Often, we who worship at the altars of the ancient gods will have trouble using negative terminology when referring to the actions of the Gods. The immense Abrahamic influence on our society means that the same kind of fear or feigned respect that they pay to their deity is often manifest in our attitudes toward the gods. The ancient people, however, had a healthier and more realistic appraisal of the gods. They understood that the gods did not simply give us all the good things in life, but that many of the bad things came from them as well. Their reasoning mysterious, for sure, but whatever made such things necessary in the greater scheme of things was accepted and they understood that the gods acted for reasons we did not always understand, and as a result, it was ok to sometimes feel anger at them for the things they seemed to throw their way.

Like the ancients, I do not have an "everything is rosy" attitude toward the gods.  But I have to admit, sometimes I wonder if Artemis is not a bit of a cold hearted bitch. Oh, don't get me wrong, I have a great deal of respect for her, and part of me understands that as a nature goddess, she will sometimes seem cruel from my perspective. After all, is not the lion pride tearing apart the still living deer cruel? But part of me also has to have respect for the attitude. Nature is as nature does, and Artemis, at least in this aspect of divinity of the natural processes of life, must by her nature seem cruel to us.

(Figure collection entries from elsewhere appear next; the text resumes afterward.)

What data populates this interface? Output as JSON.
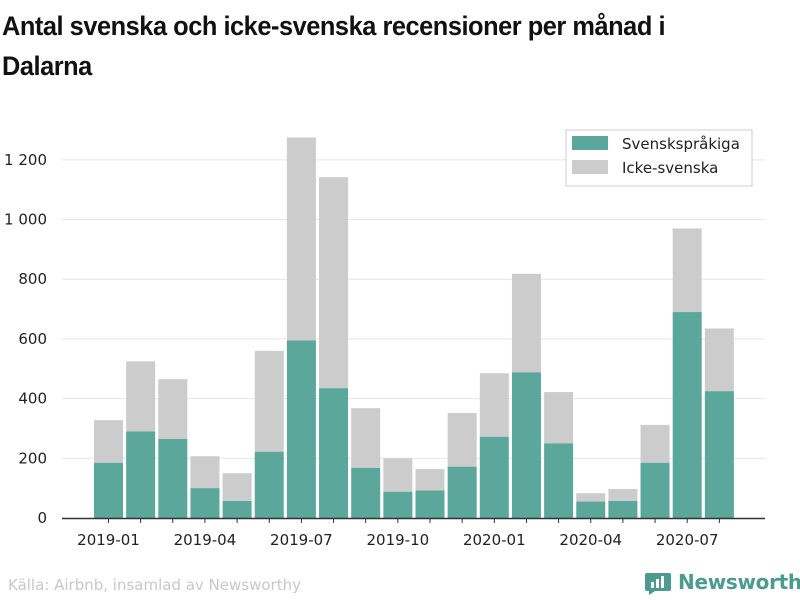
{
  "title": "Antal svenska och icke-svenska recensioner per månad i Dalarna",
  "source": "Källa: Airbnb, insamlad av Newsworthy",
  "brand": {
    "name": "Newsworthy",
    "icon": "newsworthy-logo-icon",
    "color": "#4d9a8f"
  },
  "chart_data": {
    "type": "bar",
    "stacked": true,
    "title": "Antal svenska och icke-svenska recensioner per månad i Dalarna",
    "xlabel": "",
    "ylabel": "",
    "ylim": [
      0,
      1300
    ],
    "yticks": [
      0,
      200,
      400,
      600,
      800,
      1000,
      1200
    ],
    "ytick_labels": [
      "0",
      "200",
      "400",
      "600",
      "800",
      "1 000",
      "1 200"
    ],
    "grid": "horizontal",
    "legend_position": "top-right",
    "categories": [
      "2019-01",
      "2019-02",
      "2019-03",
      "2019-04",
      "2019-05",
      "2019-06",
      "2019-07",
      "2019-08",
      "2019-09",
      "2019-10",
      "2019-11",
      "2019-12",
      "2020-01",
      "2020-02",
      "2020-03",
      "2020-04",
      "2020-05",
      "2020-06",
      "2020-07",
      "2020-08"
    ],
    "xtick_labels": [
      "2019-01",
      "2019-04",
      "2019-07",
      "2019-10",
      "2020-01",
      "2020-04",
      "2020-07"
    ],
    "series": [
      {
        "name": "Svenskspråkiga",
        "color": "#5ba79b",
        "values": [
          185,
          290,
          265,
          100,
          57,
          222,
          595,
          435,
          168,
          88,
          92,
          172,
          272,
          488,
          250,
          55,
          57,
          185,
          690,
          425
        ]
      },
      {
        "name": "Icke-svenska",
        "color": "#cccccc",
        "values": [
          143,
          235,
          200,
          107,
          93,
          338,
          680,
          707,
          200,
          112,
          72,
          180,
          213,
          330,
          172,
          28,
          40,
          127,
          280,
          210
        ]
      }
    ]
  }
}
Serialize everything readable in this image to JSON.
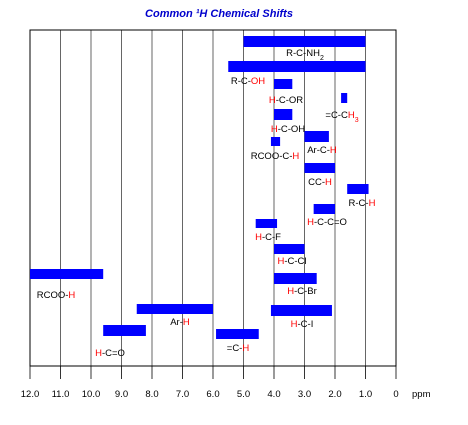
{
  "chart_data": {
    "type": "bar",
    "orientation": "horizontal-range",
    "title": "Common ¹H Chemical Shifts",
    "xlabel": "ppm",
    "xlim": [
      12.0,
      0.0
    ],
    "x_reversed": true,
    "x_ticks": [
      "12.0",
      "11.0",
      "10.0",
      "9.0",
      "8.0",
      "7.0",
      "6.0",
      "5.0",
      "4.0",
      "3.0",
      "2.0",
      "1.0",
      "0"
    ],
    "grid": "vertical",
    "bar_color": "#0000ff",
    "highlight_color": "#ff0000",
    "title_color": "#0000cc",
    "series": [
      {
        "from": 5.0,
        "to": 1.0,
        "label": [
          {
            "t": "R-C-NH",
            "c": "k"
          },
          {
            "t": "2",
            "c": "k",
            "sub": true
          }
        ]
      },
      {
        "from": 5.5,
        "to": 1.0,
        "label": [
          {
            "t": "R-C-",
            "c": "k"
          },
          {
            "t": "OH",
            "c": "r"
          }
        ]
      },
      {
        "from": 4.0,
        "to": 3.4,
        "label": [
          {
            "t": "H",
            "c": "r"
          },
          {
            "t": "-C-OR",
            "c": "k"
          }
        ]
      },
      {
        "from": 1.8,
        "to": 1.6,
        "label": [
          {
            "t": "=C-C",
            "c": "k"
          },
          {
            "t": "H",
            "c": "r"
          },
          {
            "t": "3",
            "c": "r",
            "sub": true
          }
        ]
      },
      {
        "from": 4.0,
        "to": 3.4,
        "label": [
          {
            "t": "H",
            "c": "r"
          },
          {
            "t": "-C-OH",
            "c": "k"
          }
        ]
      },
      {
        "from": 3.0,
        "to": 2.2,
        "label": [
          {
            "t": "Ar-C-",
            "c": "k"
          },
          {
            "t": "H",
            "c": "r"
          }
        ]
      },
      {
        "from": 4.1,
        "to": 3.8,
        "label": [
          {
            "t": "RCOO-C-",
            "c": "k"
          },
          {
            "t": "H",
            "c": "r"
          }
        ]
      },
      {
        "from": 3.0,
        "to": 2.0,
        "label": [
          {
            "t": "CC-",
            "c": "k"
          },
          {
            "t": "H",
            "c": "r"
          }
        ]
      },
      {
        "from": 1.6,
        "to": 0.9,
        "label": [
          {
            "t": "R-C-",
            "c": "k"
          },
          {
            "t": "H",
            "c": "r"
          }
        ]
      },
      {
        "from": 2.7,
        "to": 2.0,
        "label": [
          {
            "t": "H",
            "c": "r"
          },
          {
            "t": "-C-C=O",
            "c": "k"
          }
        ]
      },
      {
        "from": 4.6,
        "to": 3.9,
        "label": [
          {
            "t": "H",
            "c": "r"
          },
          {
            "t": "-C-F",
            "c": "k"
          }
        ]
      },
      {
        "from": 4.0,
        "to": 3.0,
        "label": [
          {
            "t": "H",
            "c": "r"
          },
          {
            "t": "-C-Cl",
            "c": "k"
          }
        ]
      },
      {
        "from": 12.0,
        "to": 9.6,
        "label": [
          {
            "t": "RCOO-",
            "c": "k"
          },
          {
            "t": "H",
            "c": "r"
          }
        ]
      },
      {
        "from": 4.0,
        "to": 2.6,
        "label": [
          {
            "t": "H",
            "c": "r"
          },
          {
            "t": "-C-Br",
            "c": "k"
          }
        ]
      },
      {
        "from": 8.5,
        "to": 6.0,
        "label": [
          {
            "t": "Ar-",
            "c": "k"
          },
          {
            "t": "H",
            "c": "r"
          }
        ]
      },
      {
        "from": 4.1,
        "to": 2.1,
        "label": [
          {
            "t": "H",
            "c": "r"
          },
          {
            "t": "-C-I",
            "c": "k"
          }
        ]
      },
      {
        "from": 9.6,
        "to": 8.2,
        "label": [
          {
            "t": "H",
            "c": "r"
          },
          {
            "t": "-C=O",
            "c": "k"
          }
        ]
      },
      {
        "from": 5.9,
        "to": 4.5,
        "label": [
          {
            "t": "=C-",
            "c": "k"
          },
          {
            "t": "H",
            "c": "r"
          }
        ]
      }
    ]
  }
}
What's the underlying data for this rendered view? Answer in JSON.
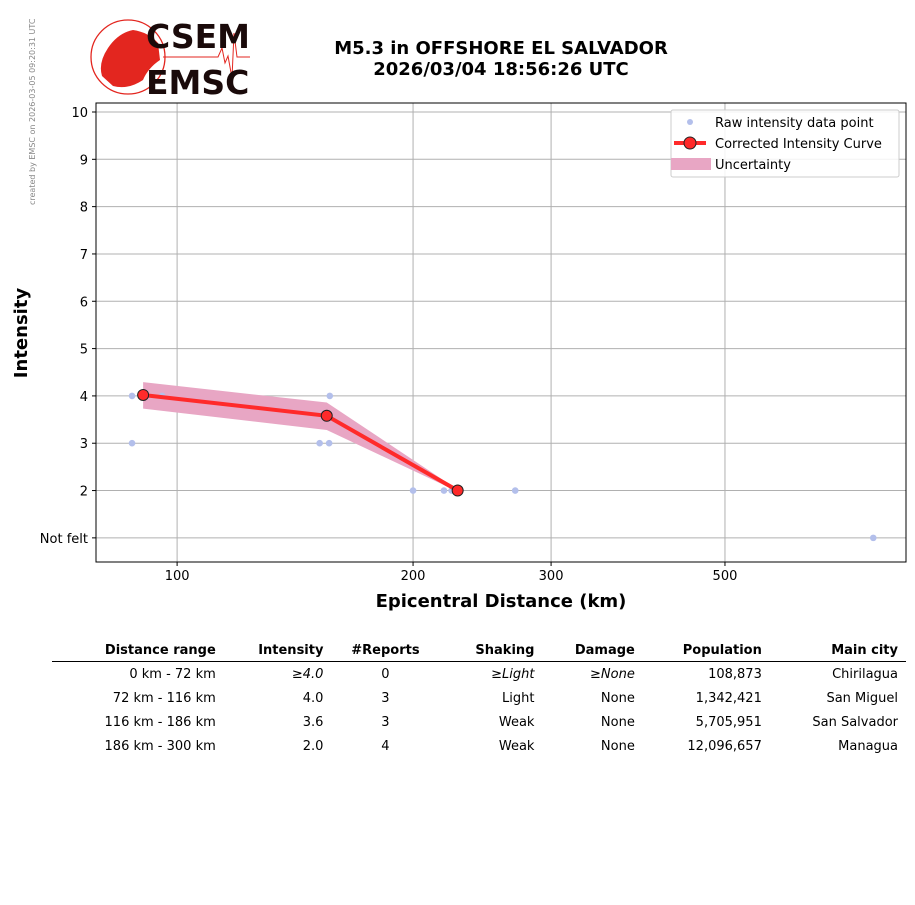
{
  "watermark": "created by EMSC on 2026-03-05 09:20:31 UTC",
  "logo": {
    "top": "CSEM",
    "bottom": "EMSC"
  },
  "title": {
    "line1": "M5.3 in OFFSHORE EL SALVADOR",
    "line2": "2026/03/04 18:56:26 UTC"
  },
  "colors": {
    "raw": "#b3bfeb",
    "curve": "#ff2a2a",
    "uncertainty": "#e8a6c4",
    "grid": "#b0b0b0"
  },
  "chart_data": {
    "type": "line",
    "xlabel": "Epicentral Distance (km)",
    "ylabel": "Intensity",
    "xscale": "log",
    "xlim": [
      78.8,
      851
    ],
    "ylim": [
      0.49,
      10.19
    ],
    "xticks": [
      100,
      200,
      300,
      500
    ],
    "yticks": [
      {
        "v": 1,
        "label": "Not felt"
      },
      {
        "v": 2,
        "label": "2"
      },
      {
        "v": 3,
        "label": "3"
      },
      {
        "v": 4,
        "label": "4"
      },
      {
        "v": 5,
        "label": "5"
      },
      {
        "v": 6,
        "label": "6"
      },
      {
        "v": 7,
        "label": "7"
      },
      {
        "v": 8,
        "label": "8"
      },
      {
        "v": 9,
        "label": "9"
      },
      {
        "v": 10,
        "label": "10"
      }
    ],
    "grid": true,
    "legend_position": "top-right",
    "legend": [
      "Raw intensity data point",
      "Corrected Intensity Curve",
      "Uncertainty"
    ],
    "raw_points": [
      [
        87.6,
        4
      ],
      [
        87.6,
        3
      ],
      [
        95.7,
        4
      ],
      [
        152,
        3
      ],
      [
        156.3,
        3
      ],
      [
        156.6,
        4
      ],
      [
        200,
        2
      ],
      [
        219,
        2
      ],
      [
        224,
        2
      ],
      [
        270,
        2
      ],
      [
        773,
        1
      ]
    ],
    "curve": [
      [
        90.5,
        4.02
      ],
      [
        155.2,
        3.58
      ],
      [
        228,
        2.0
      ]
    ],
    "uncertainty": {
      "upper": [
        4.29,
        3.86,
        2.02
      ],
      "lower": [
        3.73,
        3.28,
        1.98
      ]
    }
  },
  "table": {
    "headers": [
      "Distance range",
      "Intensity",
      "#Reports",
      "Shaking",
      "Damage",
      "Population",
      "Main city"
    ],
    "rows": [
      [
        "0 km -   72 km",
        "≥4.0",
        "0",
        "≥Light",
        "≥None",
        "108,873",
        "Chirilagua"
      ],
      [
        "72 km -  116 km",
        "4.0",
        "3",
        "Light",
        "None",
        "1,342,421",
        "San Miguel"
      ],
      [
        "116 km -  186 km",
        "3.6",
        "3",
        "Weak",
        "None",
        "5,705,951",
        "San Salvador"
      ],
      [
        "186 km -  300 km",
        "2.0",
        "4",
        "Weak",
        "None",
        "12,096,657",
        "Managua"
      ]
    ]
  }
}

Artemis' myths make no bones about it. Her demand that Agammemnon sacrifice his only daughter, the tearing apart of the hunter who sees her naked form, the destruction of the children of Niobe, all point to some of the darker aspects of the divine, some of the aspects which we don't like because they remind us of our mortality. They remind us of our place in the grand scheme of things. A place we are sometimes too arrogant to accept without a fight.